USC Joins Kuali Foundation
I gave a talk at Campus Technology in D.C. this past week after being in New Orleans for Kuali meetings and NACUBO where we announced that University of Southern California has joined the Kuali Foundation as an investor in the Kuali Financial System project. One of the key points of my talk was that the open source communities like Sakai and Kuali are very different than other communities I'm familiar with. Within the communities we refer to what we're doing as Community Source to emphasize the differences. In my talk I used the Cathedral and Bazaar metaphor to talk about Community Source as a blend that benefits from the energy, transparency, and pace of the bazaar and still benefits from the coordination, planning, and predictability of the cathedral.
Investments and institutional commitments like the one USC just made provide the means for Community Source projects like Kuali to achieve the blend. After a few of us read The Ignorance of Crowds recently, Brad Wheeler joked that "Community Source is that Pub between the Cathedral and the Bazaar where we get our work done."









cdcoppola:
Jason, I go back & forth on this myself. I don't think it's so much "different from open-source" as it is different than many people's notion of open source. If you think of the Cathedral and the Bazaar anchoring ends of the spectrum, then there's probably very few real world examples that fit in those "true forms."

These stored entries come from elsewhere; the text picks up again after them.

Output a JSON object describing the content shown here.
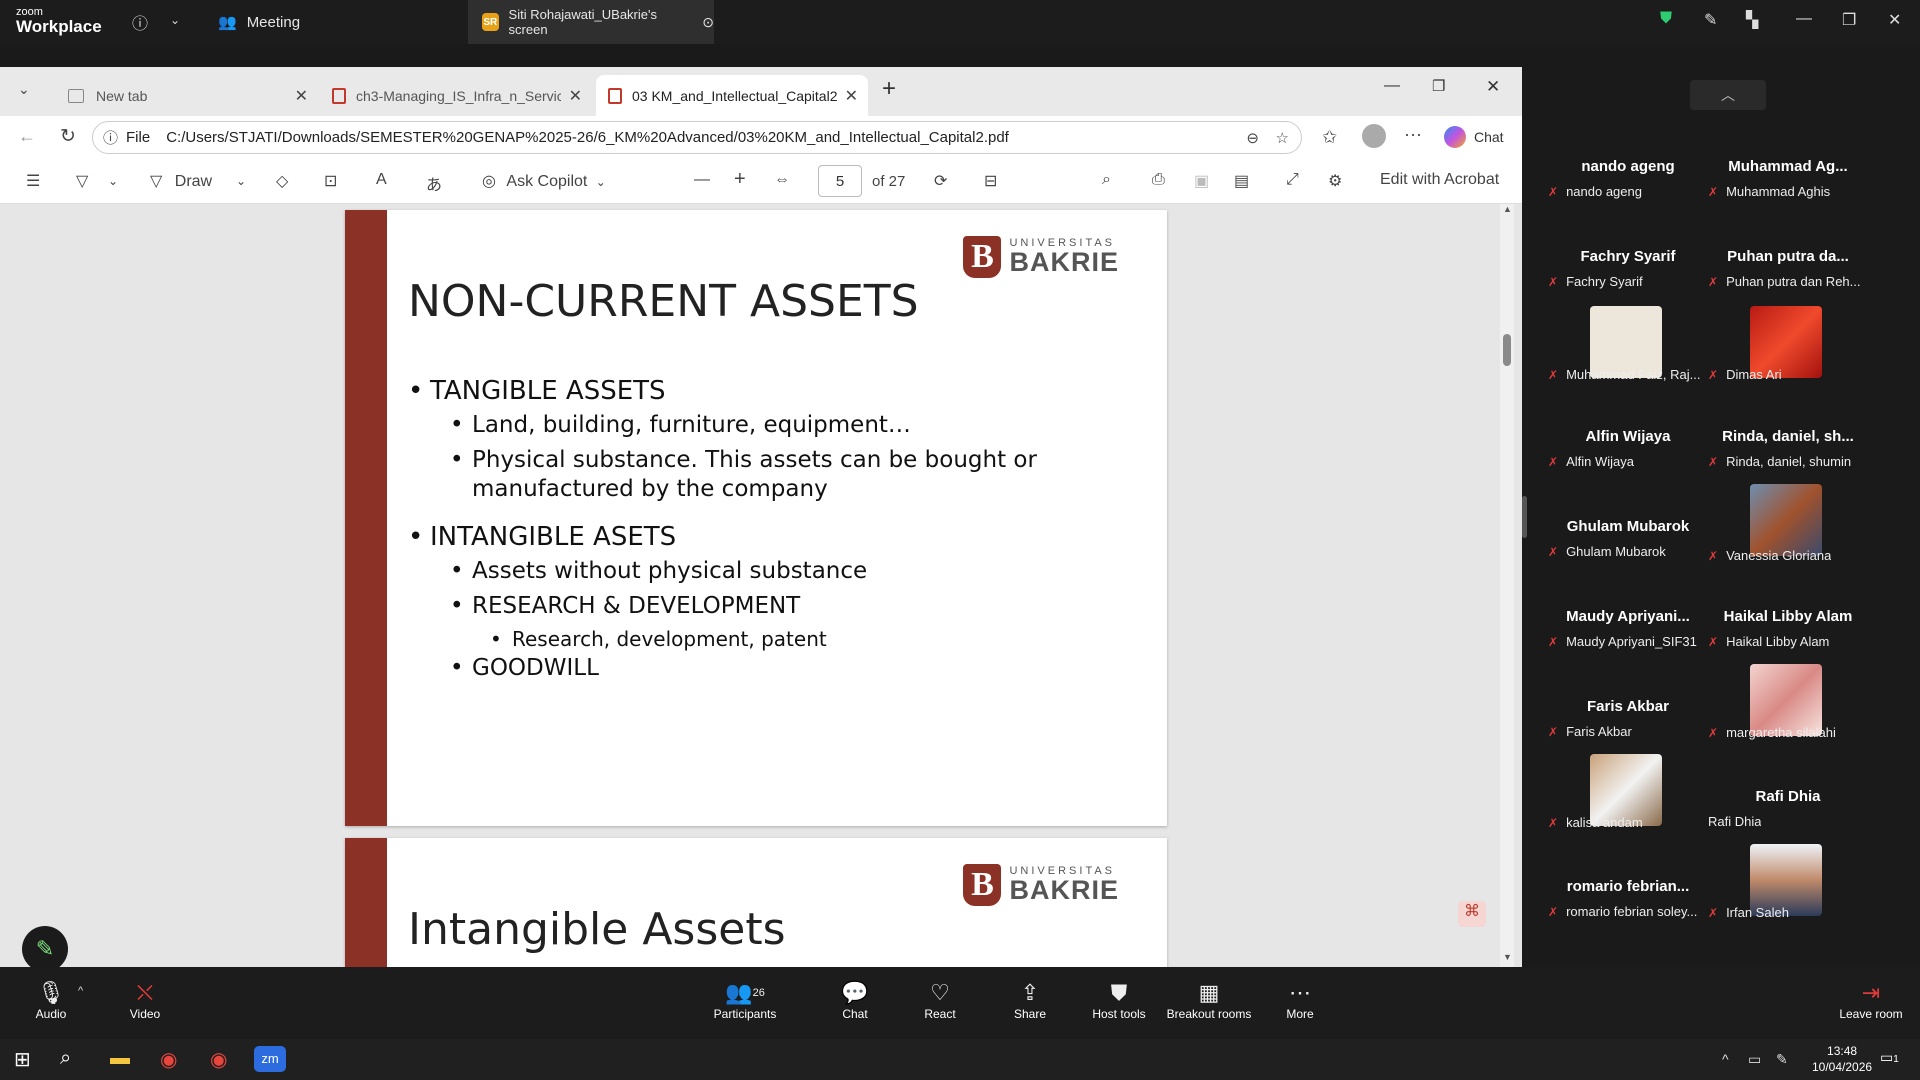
{
  "zoom": {
    "brand_top": "zoom",
    "brand": "Workplace",
    "meeting_tab": "Meeting",
    "share_badge": "SR",
    "share_tab": "Siti Rohajawati_UBakrie's screen"
  },
  "browser": {
    "tabs": [
      {
        "label": "New tab"
      },
      {
        "label": "ch3-Managing_IS_Infra_n_Services"
      },
      {
        "label": "03 KM_and_Intellectual_Capital2.pdf"
      }
    ],
    "url_prefix": "File",
    "url": "C:/Users/STJATI/Downloads/SEMESTER%20GENAP%2025-26/6_KM%20Advanced/03%20KM_and_Intellectual_Capital2.pdf",
    "chat_label": "Chat",
    "toolbar": {
      "draw": "Draw",
      "copilot": "Ask Copilot",
      "page": "5",
      "page_total": "of 27",
      "edit": "Edit with Acrobat"
    }
  },
  "slides": [
    {
      "logo_small": "UNIVERSITAS",
      "logo_big": "BAKRIE",
      "logo_letter": "B",
      "title": "NON-CURRENT ASSETS",
      "bullets": [
        "TANGIBLE ASSETS",
        "Land, building, furniture, equipment…",
        "Physical substance. This assets can be bought  or",
        "manufactured by the company",
        "INTANGIBLE ASETS",
        "Assets without physical substance",
        "RESEARCH & DEVELOPMENT",
        "Research, development, patent",
        "GOODWILL"
      ]
    },
    {
      "logo_small": "UNIVERSITAS",
      "logo_big": "BAKRIE",
      "logo_letter": "B",
      "title": "Intangible Assets"
    }
  ],
  "participants": [
    {
      "name": "nando ageng",
      "label": "nando ageng"
    },
    {
      "name": "Muhammad Ag...",
      "label": "Muhammad Aghis"
    },
    {
      "name": "Fachry Syarif",
      "label": "Fachry Syarif"
    },
    {
      "name": "Puhan putra da...",
      "label": "Puhan putra dan Reh..."
    },
    {
      "name": "",
      "label": "Muhammad Faiz, Raj..."
    },
    {
      "name": "",
      "label": "Dimas Ari"
    },
    {
      "name": "Alfin Wijaya",
      "label": "Alfin Wijaya"
    },
    {
      "name": "Rinda, daniel, sh...",
      "label": "Rinda, daniel, shumin"
    },
    {
      "name": "Ghulam Mubarok",
      "label": "Ghulam Mubarok"
    },
    {
      "name": "",
      "label": "Vanessia Gloriana"
    },
    {
      "name": "Maudy  Apriyani...",
      "label": "Maudy Apriyani_SIF31"
    },
    {
      "name": "Haikal Libby Alam",
      "label": "Haikal Libby Alam"
    },
    {
      "name": "Faris Akbar",
      "label": "Faris Akbar"
    },
    {
      "name": "",
      "label": "margaretha silalahi"
    },
    {
      "name": "",
      "label": "kalisa andam"
    },
    {
      "name": "Rafi Dhia",
      "label": "Rafi Dhia"
    },
    {
      "name": "romario  febrian...",
      "label": "romario febrian soley..."
    },
    {
      "name": "",
      "label": "Irfan Saleh"
    }
  ],
  "bottombar": {
    "audio": "Audio",
    "video": "Video",
    "participants": "Participants",
    "participants_count": "26",
    "chat": "Chat",
    "react": "React",
    "share": "Share",
    "host_tools": "Host tools",
    "breakout": "Breakout rooms",
    "more": "More",
    "leave": "Leave room"
  },
  "taskbar": {
    "time": "13:48",
    "date": "10/04/2026",
    "notif": "1"
  }
}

Even though Apache, Linux, GNOME, as you point out, have participation and sponsorship from major companies, there's something somewhat unique about the way institutions participate in our communities that seems different than those examples. Maybe the difference lies in the fact that the applications we're developing are end-user applications higher in the stack.
It's still early in the evolution of these "community source" communities, but there are some good example of large-scale projects where some number of institutions turn over local resources for a shared project that's managed by a project manager at another institution. The examples I'm thinking of range from 10's of millions on some of the Kuali projects, to 10's of thousands on sub-projects in the Sakai community.
Jason Shao:
Is "community source" really different from open-source? Apache, Linux, GNOME - most of the big open-source communities have participation and sponsorship from major companies and organizations, release planning, etc.
Also, despite some of the emphasis that various Community Source advocates have placed on planning and predictability, the mechanisms for enforcing and executing those plans still seem unclear -- having made a plan, given that resources are still owned by participants, how are plans executed? Or, to be more precise, does that process really differ from typical open-source processes?